Ana Sayfa Ekonomi Diz çöken ülke

Diz çöken ülke

YORUM | PROF. MEHMET EFE ÇAMAN

Türk lirası serbest düşüşte, devalüe oluyor. Yani değer kaybediyor. AKP’li Külünk gibi birileri çıkmış, bunun “dış güçlerin oyunu” olduğunu, finansal darbecilerin işi olduğunu söylüyor. Türkiye’nin şimdi, onca askeri darbelerle hesaplaştıktan ve “ülkeyi hukukla, demokrasiyle buluşturduktan sonra”, finansal darbecilerle hesaplaşmakta olduğunu ileri sürüyor. Türkiye’de finansal darbeler tarihi, IMF’ye Türkiye’nin teslim edilmesi tarihiymiş, öyle diyor. Ülke üretimden uzaklaştırılıp faize teslim edilmiş. Buna finansal darbe diyor. Ekliyor: “Bugün sayın cumhurbaşkanımızın liderliğinde kararlı bir irade, ‘biz üreteceğiz!’ diyor. ‘Biz üretimden yanayız!’ diyor. ‘Biz istihdamdan yanayız’ diyor.

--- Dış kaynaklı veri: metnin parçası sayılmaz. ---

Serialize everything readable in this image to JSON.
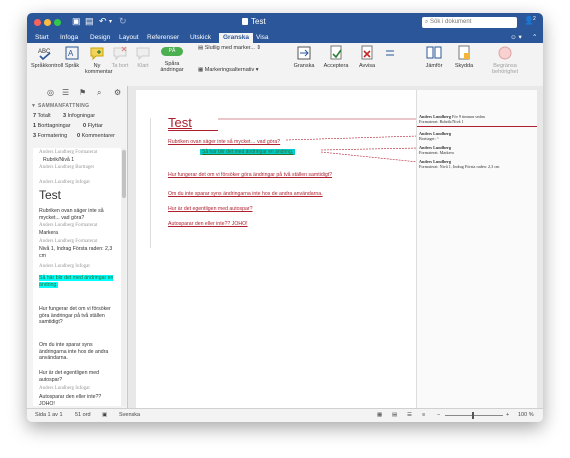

Bu milletin ödediği vergilerin faize değil, üretime aktaracağız iradesinin, finansal bağımsızlığımızı güçlendirmenin adı olan bir mücadelenin içerisindeyiz. Bunun farkında olmak zorundayız.” Vay be! Durun, daha bitmedi. Devam ediyor: “Neden ülkemize saldırıyorlar? Dün 15 Temmuz kalkışmasında silahlı işgal girişimini başaramayanlar, şimdi dolar ve faiz gücüyle ülkemize diz çöktürmek istiyorlar. Biz de haykırıyoruz: ‘Köle olmayacağız, diz çökmeyeceğiz, [bize] diz çöktüremeyeceksiniz. Türkiye’nin bağımsızlığının üzerinde hiçbir vesayet odağını kabul etmiyoruz!”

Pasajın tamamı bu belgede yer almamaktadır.